Of course the justification for such a decision to issue a gps phone to an employer is based on a protection issue: the company wants to protect its assets by not paying money for services not rendered. Or maybe to prevent theft, as it were. This type of justification is always the type of reasoning that is used to add another layer of security and has certain merits. But such merits do not go nearly far enough to justify such an implementation. Not with all the implications that a human tracking system brings with it.

Why doesn't the school district, rather than to insult and threaten all of humanity with the deployment of such an ominous tool, just hire people who aren't turds? How about having a responsible structure of supervision like everybody else. Because the administration of the school cannot figure out how to supervise its employees does not mean that it needs to bring in such a threatening weapon. Its like bringing Godzilla into your house to get rid of the cockroach you found in your kitchen. Sure Godzilla eats the cockroach, but he also devours and destroys the whole city.

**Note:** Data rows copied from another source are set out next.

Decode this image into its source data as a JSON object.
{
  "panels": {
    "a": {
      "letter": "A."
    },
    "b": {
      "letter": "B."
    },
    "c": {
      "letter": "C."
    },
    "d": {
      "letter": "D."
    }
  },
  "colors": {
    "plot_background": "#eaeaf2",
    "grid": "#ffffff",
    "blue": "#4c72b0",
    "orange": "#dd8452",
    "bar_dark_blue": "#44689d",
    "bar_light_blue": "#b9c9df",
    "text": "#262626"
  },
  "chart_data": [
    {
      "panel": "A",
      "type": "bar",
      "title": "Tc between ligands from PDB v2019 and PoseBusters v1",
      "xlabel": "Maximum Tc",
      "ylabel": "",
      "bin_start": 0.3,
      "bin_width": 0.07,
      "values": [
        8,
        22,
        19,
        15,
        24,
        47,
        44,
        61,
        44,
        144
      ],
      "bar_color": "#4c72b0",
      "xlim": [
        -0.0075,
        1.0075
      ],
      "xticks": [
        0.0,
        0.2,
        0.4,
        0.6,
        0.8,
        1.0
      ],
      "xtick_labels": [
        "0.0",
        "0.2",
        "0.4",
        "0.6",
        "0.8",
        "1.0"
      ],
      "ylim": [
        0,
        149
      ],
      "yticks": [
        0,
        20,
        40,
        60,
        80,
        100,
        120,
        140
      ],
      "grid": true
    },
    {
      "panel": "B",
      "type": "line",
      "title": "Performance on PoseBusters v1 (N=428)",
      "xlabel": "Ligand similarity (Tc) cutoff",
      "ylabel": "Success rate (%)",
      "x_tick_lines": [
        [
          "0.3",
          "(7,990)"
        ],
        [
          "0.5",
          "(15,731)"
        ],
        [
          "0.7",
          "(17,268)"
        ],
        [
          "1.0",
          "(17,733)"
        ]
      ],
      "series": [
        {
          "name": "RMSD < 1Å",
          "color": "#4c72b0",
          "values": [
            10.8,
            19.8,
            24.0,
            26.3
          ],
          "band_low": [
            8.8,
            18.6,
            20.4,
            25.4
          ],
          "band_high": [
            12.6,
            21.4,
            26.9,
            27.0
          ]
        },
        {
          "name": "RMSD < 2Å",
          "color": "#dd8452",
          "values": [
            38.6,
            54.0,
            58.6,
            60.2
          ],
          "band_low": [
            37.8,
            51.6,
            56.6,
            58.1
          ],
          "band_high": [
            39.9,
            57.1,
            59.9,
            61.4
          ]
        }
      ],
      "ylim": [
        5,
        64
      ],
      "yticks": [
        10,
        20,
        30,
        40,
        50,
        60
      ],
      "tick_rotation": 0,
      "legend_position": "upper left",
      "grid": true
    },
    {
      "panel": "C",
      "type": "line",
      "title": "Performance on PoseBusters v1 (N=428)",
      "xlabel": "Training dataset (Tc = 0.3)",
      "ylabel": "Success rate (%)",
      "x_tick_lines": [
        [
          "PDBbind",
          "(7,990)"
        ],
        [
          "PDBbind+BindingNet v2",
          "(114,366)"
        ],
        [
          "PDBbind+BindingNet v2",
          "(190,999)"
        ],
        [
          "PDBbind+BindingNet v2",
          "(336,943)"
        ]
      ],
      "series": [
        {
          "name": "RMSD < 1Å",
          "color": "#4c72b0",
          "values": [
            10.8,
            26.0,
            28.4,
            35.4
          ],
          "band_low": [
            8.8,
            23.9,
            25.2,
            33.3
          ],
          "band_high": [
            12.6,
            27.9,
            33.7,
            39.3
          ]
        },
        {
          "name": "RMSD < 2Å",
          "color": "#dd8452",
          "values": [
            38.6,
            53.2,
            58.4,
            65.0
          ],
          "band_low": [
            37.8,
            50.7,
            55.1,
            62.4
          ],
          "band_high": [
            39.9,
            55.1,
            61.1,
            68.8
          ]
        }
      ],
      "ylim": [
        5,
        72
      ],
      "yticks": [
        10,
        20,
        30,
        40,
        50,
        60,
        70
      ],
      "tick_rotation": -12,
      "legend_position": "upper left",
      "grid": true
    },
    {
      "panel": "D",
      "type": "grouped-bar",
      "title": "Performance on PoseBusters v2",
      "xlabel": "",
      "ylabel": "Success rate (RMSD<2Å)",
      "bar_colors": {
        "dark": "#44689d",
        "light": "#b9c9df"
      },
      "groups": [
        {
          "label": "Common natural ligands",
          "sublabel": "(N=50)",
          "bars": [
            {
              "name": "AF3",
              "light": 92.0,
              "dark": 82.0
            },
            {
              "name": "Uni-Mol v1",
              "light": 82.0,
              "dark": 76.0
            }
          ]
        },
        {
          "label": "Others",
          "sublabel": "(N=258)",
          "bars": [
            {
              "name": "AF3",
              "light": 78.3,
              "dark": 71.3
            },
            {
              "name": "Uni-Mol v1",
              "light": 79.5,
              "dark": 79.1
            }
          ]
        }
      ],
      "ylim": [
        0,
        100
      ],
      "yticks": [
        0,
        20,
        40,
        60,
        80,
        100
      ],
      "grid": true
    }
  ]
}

Yes, fear is always the justification for new protection measures. Always has been, always will be. Fear of losing possessions or fear of losing life. But I think we can eliminate the fear of losing life in this case since that was not at all a concern here. It was fear of losing possessions; money.

Well, regardless of the fear factor here, there is a much more important issue at hand. And that is the issue not of losing possessions, but of losing freedoms! We as humans are not a herd of anything that needs to be tagged and monitored. Because it is possible does not make it right. We are not fodder for some database. Our normal comings and goings on a daily basis are, frankly, no body's business.

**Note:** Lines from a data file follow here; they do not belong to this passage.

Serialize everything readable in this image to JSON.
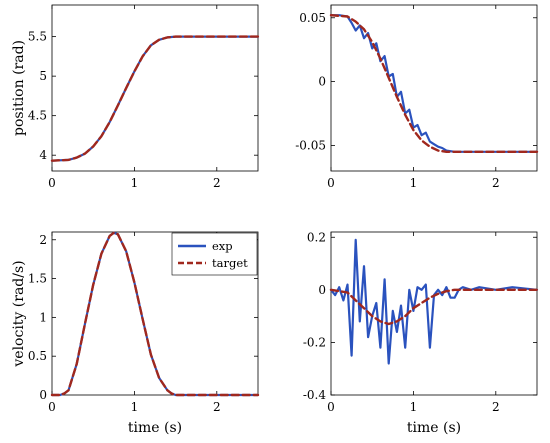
{
  "colors": {
    "exp": "#2a52be",
    "target": "#a0281e",
    "axis": "#000000",
    "background": "#ffffff"
  },
  "legend": {
    "placement": "top-right",
    "panel": 2
  },
  "chart_data": [
    {
      "type": "line",
      "panel": "top-left",
      "xlabel": "",
      "ylabel": "position (rad)",
      "xlim": [
        0,
        2.5
      ],
      "ylim": [
        3.8,
        5.9
      ],
      "xticks": [
        "0",
        "1",
        "2"
      ],
      "yticks": [
        "4",
        "4.5",
        "5",
        "5.5"
      ],
      "grid": false,
      "series": [
        {
          "name": "exp",
          "style": "solid",
          "x": [
            0,
            0.2,
            0.3,
            0.4,
            0.5,
            0.6,
            0.7,
            0.8,
            0.9,
            1.0,
            1.1,
            1.2,
            1.3,
            1.4,
            1.5,
            1.7,
            2.0,
            2.5
          ],
          "y": [
            3.93,
            3.94,
            3.97,
            4.02,
            4.11,
            4.24,
            4.42,
            4.63,
            4.85,
            5.06,
            5.25,
            5.39,
            5.46,
            5.49,
            5.5,
            5.5,
            5.5,
            5.5
          ]
        },
        {
          "name": "target",
          "style": "dashed",
          "x": [
            0,
            0.2,
            0.3,
            0.4,
            0.5,
            0.6,
            0.7,
            0.8,
            0.9,
            1.0,
            1.1,
            1.2,
            1.3,
            1.4,
            1.5,
            1.7,
            2.0,
            2.5
          ],
          "y": [
            3.93,
            3.94,
            3.97,
            4.02,
            4.11,
            4.24,
            4.42,
            4.63,
            4.85,
            5.06,
            5.25,
            5.39,
            5.46,
            5.49,
            5.5,
            5.5,
            5.5,
            5.5
          ]
        }
      ]
    },
    {
      "type": "line",
      "panel": "top-right",
      "xlabel": "",
      "ylabel": "",
      "xlim": [
        0,
        2.5
      ],
      "ylim": [
        -0.07,
        0.06
      ],
      "xticks": [
        "0",
        "1",
        "2"
      ],
      "yticks": [
        "-0.05",
        "0",
        "0.05"
      ],
      "grid": false,
      "series": [
        {
          "name": "exp",
          "style": "solid",
          "x": [
            0,
            0.1,
            0.2,
            0.25,
            0.3,
            0.35,
            0.4,
            0.45,
            0.5,
            0.55,
            0.6,
            0.65,
            0.7,
            0.75,
            0.8,
            0.85,
            0.9,
            0.95,
            1.0,
            1.05,
            1.1,
            1.15,
            1.2,
            1.25,
            1.3,
            1.35,
            1.4,
            1.5,
            1.7,
            2.0,
            2.5
          ],
          "y": [
            0.052,
            0.052,
            0.051,
            0.046,
            0.04,
            0.044,
            0.034,
            0.038,
            0.026,
            0.03,
            0.016,
            0.02,
            0.004,
            0.006,
            -0.012,
            -0.008,
            -0.025,
            -0.022,
            -0.036,
            -0.034,
            -0.042,
            -0.04,
            -0.047,
            -0.049,
            -0.051,
            -0.052,
            -0.054,
            -0.055,
            -0.055,
            -0.055,
            -0.055
          ]
        },
        {
          "name": "target",
          "style": "dashed",
          "x": [
            0,
            0.2,
            0.3,
            0.4,
            0.5,
            0.6,
            0.7,
            0.8,
            0.9,
            1.0,
            1.1,
            1.2,
            1.3,
            1.4,
            1.5,
            1.7,
            2.0,
            2.5
          ],
          "y": [
            0.052,
            0.051,
            0.047,
            0.041,
            0.031,
            0.018,
            0.003,
            -0.012,
            -0.026,
            -0.038,
            -0.046,
            -0.051,
            -0.054,
            -0.055,
            -0.055,
            -0.055,
            -0.055,
            -0.055
          ]
        }
      ]
    },
    {
      "type": "line",
      "panel": "bottom-left",
      "xlabel": "time (s)",
      "ylabel": "velocity (rad/s)",
      "xlim": [
        0,
        2.5
      ],
      "ylim": [
        0,
        2.1
      ],
      "xticks": [
        "0",
        "1",
        "2"
      ],
      "yticks": [
        "0",
        "0.5",
        "1",
        "1.5",
        "2"
      ],
      "grid": false,
      "series": [
        {
          "name": "exp",
          "style": "solid",
          "x": [
            0,
            0.1,
            0.15,
            0.2,
            0.3,
            0.4,
            0.5,
            0.6,
            0.7,
            0.75,
            0.8,
            0.9,
            1.0,
            1.1,
            1.2,
            1.3,
            1.4,
            1.45,
            1.5,
            1.6,
            2.0,
            2.5
          ],
          "y": [
            0,
            0,
            0.02,
            0.06,
            0.4,
            0.92,
            1.42,
            1.82,
            2.05,
            2.09,
            2.07,
            1.85,
            1.45,
            0.98,
            0.52,
            0.22,
            0.06,
            0.02,
            0,
            0,
            0,
            0
          ]
        },
        {
          "name": "target",
          "style": "dashed",
          "x": [
            0,
            0.1,
            0.15,
            0.2,
            0.3,
            0.4,
            0.5,
            0.6,
            0.7,
            0.75,
            0.8,
            0.9,
            1.0,
            1.1,
            1.2,
            1.3,
            1.4,
            1.45,
            1.5,
            1.6,
            2.0,
            2.5
          ],
          "y": [
            0,
            0,
            0.02,
            0.06,
            0.4,
            0.92,
            1.42,
            1.82,
            2.05,
            2.09,
            2.07,
            1.85,
            1.45,
            0.98,
            0.52,
            0.22,
            0.06,
            0.02,
            0,
            0,
            0,
            0
          ]
        }
      ]
    },
    {
      "type": "line",
      "panel": "bottom-right",
      "xlabel": "time (s)",
      "ylabel": "",
      "xlim": [
        0,
        2.5
      ],
      "ylim": [
        -0.4,
        0.22
      ],
      "xticks": [
        "0",
        "1",
        "2"
      ],
      "yticks": [
        "-0.4",
        "-0.2",
        "0",
        "0.2"
      ],
      "grid": false,
      "series": [
        {
          "name": "exp",
          "style": "solid",
          "x": [
            0,
            0.05,
            0.1,
            0.15,
            0.2,
            0.25,
            0.3,
            0.35,
            0.4,
            0.45,
            0.5,
            0.55,
            0.6,
            0.65,
            0.7,
            0.75,
            0.8,
            0.85,
            0.9,
            0.95,
            1.0,
            1.05,
            1.1,
            1.15,
            1.2,
            1.25,
            1.3,
            1.35,
            1.4,
            1.45,
            1.5,
            1.55,
            1.6,
            1.7,
            1.8,
            2.0,
            2.2,
            2.5
          ],
          "y": [
            0,
            -0.02,
            0.01,
            -0.04,
            0.02,
            -0.25,
            0.19,
            -0.12,
            0.09,
            -0.18,
            -0.1,
            -0.05,
            -0.22,
            0.04,
            -0.28,
            -0.08,
            -0.16,
            -0.06,
            -0.22,
            0.0,
            -0.08,
            0.01,
            0.0,
            0.02,
            -0.22,
            -0.02,
            0.0,
            -0.02,
            0.01,
            -0.03,
            -0.03,
            0.0,
            0.01,
            0.0,
            0.01,
            0.0,
            0.01,
            0.0
          ]
        },
        {
          "name": "target",
          "style": "dashed",
          "x": [
            0,
            0.2,
            0.3,
            0.4,
            0.5,
            0.6,
            0.7,
            0.8,
            0.9,
            1.0,
            1.1,
            1.2,
            1.3,
            1.4,
            1.5,
            1.7,
            2.0,
            2.5
          ],
          "y": [
            0,
            -0.01,
            -0.04,
            -0.07,
            -0.1,
            -0.12,
            -0.13,
            -0.12,
            -0.1,
            -0.07,
            -0.05,
            -0.03,
            -0.015,
            -0.005,
            0,
            0,
            0,
            0
          ]
        }
      ]
    }
  ]
}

In fact the tracked-and-busted employee might have a good case that the gps system followed him not only at his job, but on his private time as well which to me, is clearly a case of invasion of privacy. Had the employee given the company permission to track him on his actual free time, off the clock and off the job? No? Then this is invasion of privacy.

But ironically, fear will not be the hook that Google uses to justify its own implementation or spreading of this preventable disease. No, Google will invoke the Tracking Monster in the name of 'information.' That will be their sales pitch; and they will dress it up with more flavorful benefits than Baskin Robbins: free cell phone service, universal phone number, free messaging, call screening, etc., etc.

Despite how appealing the benefits are, despite how altruistic their sales pitch, 'gathering the world's information,' seems, their underlying motivation reveals that indeed, there's nothing new under the sun. For what drives and supplies Google's quest to put your movements on a database in Mountain View boils down to just plain money.

Other institutions may be seduced to implement Godzilla out of a fear to protect money. Google, (let's call it Googzilla) will drop it upon mankind to get money.

Simple greed all dressed up and someplace to go (as in -- go with you...everywhere.)